L’héritage romain et le développement des abbayes
Dès le premier siècle avant J.- C., la viticulture romaine s’installe le long de la voie Domitienne, le plus souvent en limite du territoire
des garrigues. En 313 l’édit de Milan, signé par l’empereur Constantin, donne aux Chrétiens l’autorisation de célébrer leur culte. La civilisation chrétienne peut se développer et en 782, Witiza, né à Sextantio (Castelnaule-Lez) et devenu Saint-Benoît d’Aniane, crée la première abbaye bénédictine à Aniane, origine d’un important réseau de grandes abbayes, favorisées par Charlemagne. Ces abbayes, ainsi que leurs filiales plus locales, possèdent leur propre vignoble, le vin ainsi que le pain étant le fondement des rites religieux. Ces vignobles se situent d’abord dans la continuité des vignobles romains, puis se développent aussi dans des zones nouvellement défrichées. Les abbayes cisterciennes comme celle de Valmagne développent plus tard leur vignoble qui devient un exemple pour la région. L’ abbaye de Valmagne avait un vignoble à base de morrastel, cépage qui, après avoir disparu, se développe à nouveau de nos jours.

Le commerce international de vins et eaux-de-vie avec la marine de commerce
Vers 1660, des vignobles aux produits destinés à la distillation se constituent à base des cépages les plus productifs, aramon, carignan, terret. À partir de 1680, Sète commence à expédier vers la Hollande. Petit à petit les Hollandais deviennent les maîtres du commerce régional. La diversification des productions s’affirme. Les Picardans, vins blancs produits à partir du cépage clairette, connaissent une expansion rapide. Après des débuts timides, les eaux-de-vie que l’on disait à la “Preuve de Hollande“ connaissent également un succès commercial. Les Hollandais provoquent une demande importante, ces eaux-de-vie sont chargées sur les bateaux de la flotte nationale et servent, en partie, à couper l’eau de boisson des marins. C’est l’époque de la marine de commerce à voiles et des grands et longs voyages vers les Amériques et les Indes par le cap de Bonne Espérance. Les ateliers de distillation se développent dans de nombreux villages. L’Intendant du Languedoc décrit les liqueurs
que l’on vendait alors de tous côtés. Les eaux de la reine de Hongrie (eau-de-vie parfumée à la fleur de romarin), eau de cannelle, eau de Cette (Sète), eau de Grenade.

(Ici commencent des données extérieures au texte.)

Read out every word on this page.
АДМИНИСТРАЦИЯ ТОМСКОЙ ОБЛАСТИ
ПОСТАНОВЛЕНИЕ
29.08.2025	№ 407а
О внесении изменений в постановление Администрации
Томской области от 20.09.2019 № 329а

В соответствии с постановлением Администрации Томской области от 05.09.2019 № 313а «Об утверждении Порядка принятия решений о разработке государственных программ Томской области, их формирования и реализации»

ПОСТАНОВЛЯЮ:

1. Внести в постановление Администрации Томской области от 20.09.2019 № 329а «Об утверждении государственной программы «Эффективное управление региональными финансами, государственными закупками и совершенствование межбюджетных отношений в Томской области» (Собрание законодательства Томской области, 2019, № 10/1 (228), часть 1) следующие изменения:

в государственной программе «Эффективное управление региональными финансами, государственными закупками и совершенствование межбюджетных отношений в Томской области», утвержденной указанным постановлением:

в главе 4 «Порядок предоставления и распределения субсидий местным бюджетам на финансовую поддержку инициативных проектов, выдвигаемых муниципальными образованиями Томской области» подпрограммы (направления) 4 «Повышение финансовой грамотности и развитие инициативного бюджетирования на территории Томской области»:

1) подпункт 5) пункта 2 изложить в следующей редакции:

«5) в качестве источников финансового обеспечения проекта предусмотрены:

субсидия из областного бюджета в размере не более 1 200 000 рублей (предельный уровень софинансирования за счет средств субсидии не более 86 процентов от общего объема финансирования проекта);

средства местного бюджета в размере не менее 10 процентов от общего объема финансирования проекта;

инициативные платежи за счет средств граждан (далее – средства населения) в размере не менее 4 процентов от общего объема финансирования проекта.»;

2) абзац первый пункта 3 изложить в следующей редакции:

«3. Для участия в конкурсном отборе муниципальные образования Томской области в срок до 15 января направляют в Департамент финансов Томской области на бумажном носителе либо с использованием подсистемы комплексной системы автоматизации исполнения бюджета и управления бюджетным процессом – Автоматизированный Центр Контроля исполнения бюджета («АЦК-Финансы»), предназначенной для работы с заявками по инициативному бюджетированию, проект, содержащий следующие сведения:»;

Le développement du commerce international des vins et eaux-de-vie, principalement par le port de Sète, a été permis par la mise en place au XVIIIe siècle de règles de production et de mise en marché, et de services de contrôle. La création d’un service d’inspection pour vérifier la qualité des vins et eaux-de-vie, avec certification par apposition sur les barriques d’une marque à feu, est une étape
importante dans la construction d’une image internationale de qualité et de fiabilité des vins et eaux-de-vie du Languedoc. Dès cette époque, des communes vigneronnes ont acquis une renommée qui perdure encore aujourd’hui.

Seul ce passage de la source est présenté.